Fas, IL-7, and T cells: live and let die

In the context of HIV-driven, prolonged overactivation of the immune system, ultimately leading to AIDS, Rethi and colleagues have identified key components able to support both life and death of immune-competent T cells.

Rethi and colleagues have shown that Fas, increasingly expressed during T-cell depletion in lymphopenic conditions such as HIV-1 infection, and known to transmit apoptotic (death) signals to repeatedly activated antigen-specific T cells, also plays a role in stimulating T-cell expansion through costimulatory signals in suboptimally activated T cells. They also found that the cytokine IL-7, which is elevated in response to T-cell depletion, increases the efficacy of Fas in inducing proliferation of these cells. In other words, while letting overactivated cells die, the same molecules allow suboptimally activated cells to live and expand, reiterating the process of life and death of the immune system endlessly.

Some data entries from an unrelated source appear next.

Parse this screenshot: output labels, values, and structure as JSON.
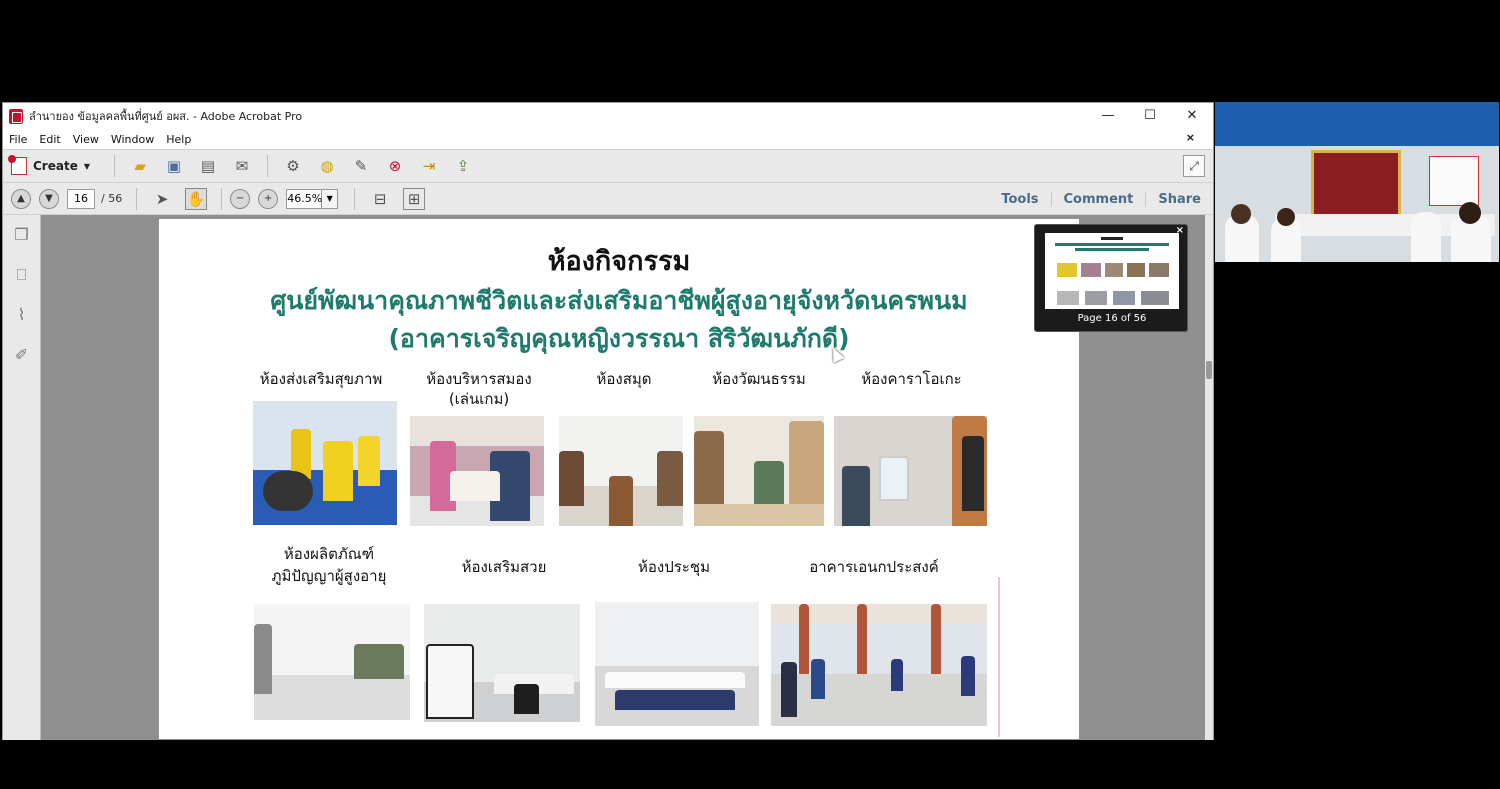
{
  "window": {
    "title": "ลำนายอง ข้อมูลคลพื้นที่ศูนย์ อผส. - Adobe Acrobat Pro",
    "minimize": "—",
    "maximize": "☐",
    "close": "✕"
  },
  "menu": [
    "File",
    "Edit",
    "View",
    "Window",
    "Help"
  ],
  "menu_close": "×",
  "toolbar": {
    "create_label": "Create",
    "icons": [
      "open-folder-icon",
      "save-icon",
      "print-icon",
      "email-icon",
      "gear-icon",
      "comment-icon",
      "sign-icon",
      "delete-page-icon",
      "export-icon",
      "upload-icon"
    ]
  },
  "nav": {
    "current_page": "16",
    "total_pages": "/ 56",
    "zoom": "46.5%"
  },
  "right_tabs": {
    "tools": "Tools",
    "comment": "Comment",
    "share": "Share"
  },
  "slide": {
    "title": "ห้องกิจกรรม",
    "subtitle1": "ศูนย์พัฒนาคุณภาพชีวิตและส่งเสริมอาชีพผู้สูงอายุจังหวัดนครพนม",
    "subtitle2": "(อาคารเจริญคุณหญิงวรรณา สิริวัฒนภักดี)",
    "rooms_row1": [
      "ห้องส่งเสริมสุขภาพ",
      "ห้องบริหารสมอง",
      "(เล่นเกม)",
      "ห้องสมุด",
      "ห้องวัฒนธรรม",
      "ห้องคาราโอเกะ"
    ],
    "rooms_row2": [
      "ห้องผลิตภัณฑ์",
      "ภูมิปัญญาผู้สูงอายุ",
      "ห้องเสริมสวย",
      "ห้องประชุม",
      "อาคารเอนกประสงค์"
    ]
  },
  "thumbnail": {
    "caption": "Page 16 of 56",
    "close": "×"
  },
  "colors": {
    "title_teal": "#1f7a6e",
    "tab_blue": "#4a6b8a",
    "acrobat_red": "#c8102e"
  }
}
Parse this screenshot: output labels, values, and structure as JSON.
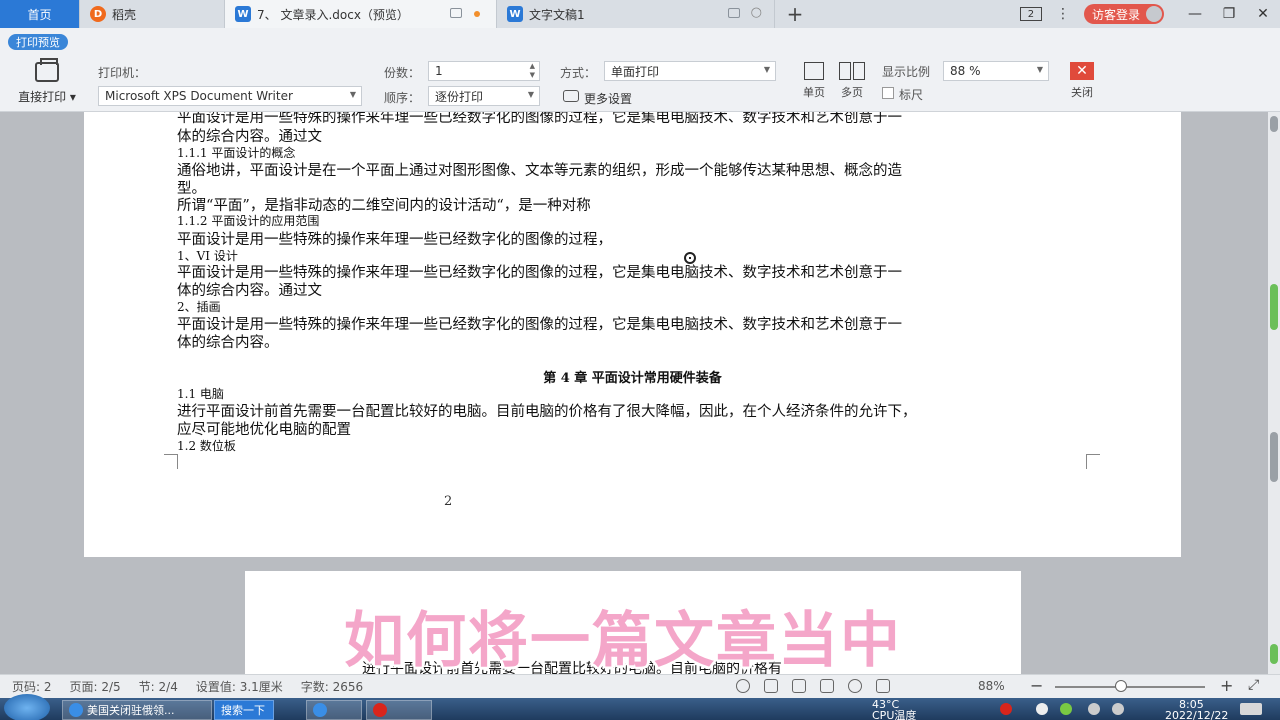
{
  "tabs": [
    {
      "label": "首页"
    },
    {
      "label": "稻壳"
    },
    {
      "label": "7、 文章录入.docx（预览）"
    },
    {
      "label": "文字文稿1"
    }
  ],
  "titlebar": {
    "window_count": "2",
    "login_label": "访客登录"
  },
  "ribbon": {
    "print_preview_label": "打印预览",
    "direct_print_label": "直接打印 ▾",
    "printer_label": "打印机：",
    "printer_value": "Microsoft XPS Document Writer",
    "copies_label": "份数：",
    "copies_value": "1",
    "order_label": "顺序：",
    "order_value": "逐份打印",
    "mode_label": "方式：",
    "mode_value": "单面打印",
    "more_settings_label": "更多设置",
    "single_page_label": "单页",
    "multi_page_label": "多页",
    "zoom_label": "显示比例",
    "zoom_value": "88 %",
    "ruler_label": "标尺",
    "close_label": "关闭"
  },
  "document": {
    "lines": [
      "平面设计是用一些特殊的操作来年理一些已经数字化的图像的过程，它是集电电脑技术、数字技术和艺术创意于一",
      "体的综合内容。通过文",
      "1.1.1 平面设计的概念",
      "通俗地讲，平面设计是在一个平面上通过对图形图像、文本等元素的组织，形成一个能够传达某种思想、概念的造",
      "型。",
      "所谓“平面”，是指非动态的二维空间内的设计活动“，是一种对称",
      "1.1.2 平面设计的应用范围",
      "平面设计是用一些特殊的操作来年理一些已经数字化的图像的过程，",
      "1、VI 设计",
      "平面设计是用一些特殊的操作来年理一些已经数字化的图像的过程，它是集电电脑技术、数字技术和艺术创意于一",
      "体的综合内容。通过文",
      "2、插画",
      "平面设计是用一些特殊的操作来年理一些已经数字化的图像的过程，它是集电电脑技术、数字技术和艺术创意于一",
      "体的综合内容。"
    ],
    "chapter_title": "第 4 章  平面设计常用硬件装备",
    "lines2": [
      "1.1 电脑",
      "进行平面设计前首先需要一台配置比较好的电脑。目前电脑的价格有了很大降幅，因此，在个人经济条件的允许下，",
      "应尽可能地优化电脑的配置",
      "1.2 数位板"
    ],
    "page_number": "2",
    "page2_line": "进行平面设计前首先需要一台配置比较好的电脑。目前电脑的价格有",
    "subtitle_overlay": "如何将一篇文章当中"
  },
  "statusbar": {
    "page_code": "页码: 2",
    "pages": "页面: 2/5",
    "section": "节: 2/4",
    "setting": "设置值: 3.1厘米",
    "word_count": "字数: 2656",
    "zoom": "88%"
  },
  "taskbar": {
    "items": [
      {
        "label": "美国关闭驻俄领..."
      },
      {
        "label": "搜索一下"
      }
    ],
    "temperature": "43°C",
    "temp_sub": "CPU温度",
    "time": "8:05",
    "date": "2022/12/22"
  },
  "colors": {
    "accent": "#2b79d6",
    "login": "#e2574c",
    "close": "#e04a3b",
    "subtitle": "#f4a6c9"
  }
}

These findings add another piece to the puzzle of HIV pathogenesis, and fit within the current, prevailing interpretation that prolonged immune overactivation induced by HIV during the course of chronic infection exhausts the immune system and leads to AIDS. Initially, it was shown that chronic high levels of immune activation accompany pathogenic HIV/simian immunodeficiency virus (SIV) infection, and the consequent induction of apoptosis during continued, chronic activation of the immune system deletes reactive T cells, resulting in progression to AIDS.^1,2  This concept was supported by the finding that apoptosis does not mainly occur in HIV-infected cells as first suspected, but rather in bystander cells that are not infected by the virus.³  The increased susceptibility of these bystander cells to apoptosis was shown to correlate with disease progression,⁴  leading to the conclusion that chronic activation of the immune system is the primary mechanism for cell depletion. The immune system is eventually exhausted by long-term HIV-1 infection.⁵  This explains why markers of T-cell activation are more closely associated with disease progression than is plasma viral load during HIV infection,⁶  and CD4 T-cell depletion correlates more closely with levels of immune activation than with viral load during both HIV-1 and HIV-2 infection.⁷  The nonhuman primate model provided the most elegant, although indirect, evidence that chronic hyperactivation of the immune system is key to HIV disease progression and AIDS: despite persistently high viral loads and massive initial loss of CD4 memory T cells in the lamina propria of the gut, SIV infection in sooty mangabeys is not pathogenic, but rather is characterized by limited immune activation and low bystander immunopathology.⁸  This is in stark contrast to rhesus macaques, in which persistent SIV replication and resultant high viral loads are associated with high levels of immune activation and progression to AIDS. The reduced response by the sooty mangabey immune system to chronic immune stimulation explains the lack of pathogenic effects despite high viral loads similar to those seen in infected macaques.⁹ 

The findings of Rethi and colleagues improve upon the current knowledge of hyperactivation-mediated immune deficiency: while previous literature mainly explains how immune hyperactivation induces immune deficiency, the present manuscript addresses the question of how immune deficiency (or at least one aspect of it, T-cell depletion) leads to hyperactivation, by rendering a subset of T cells more prone to proliferation. The complex interplay between hyperactivation and resultant immune deficiency and, now, between immune deficiency and immune hyperactivation, is becoming increasingly clear, completing the vicious cycle that leads from HIV infection to AIDS.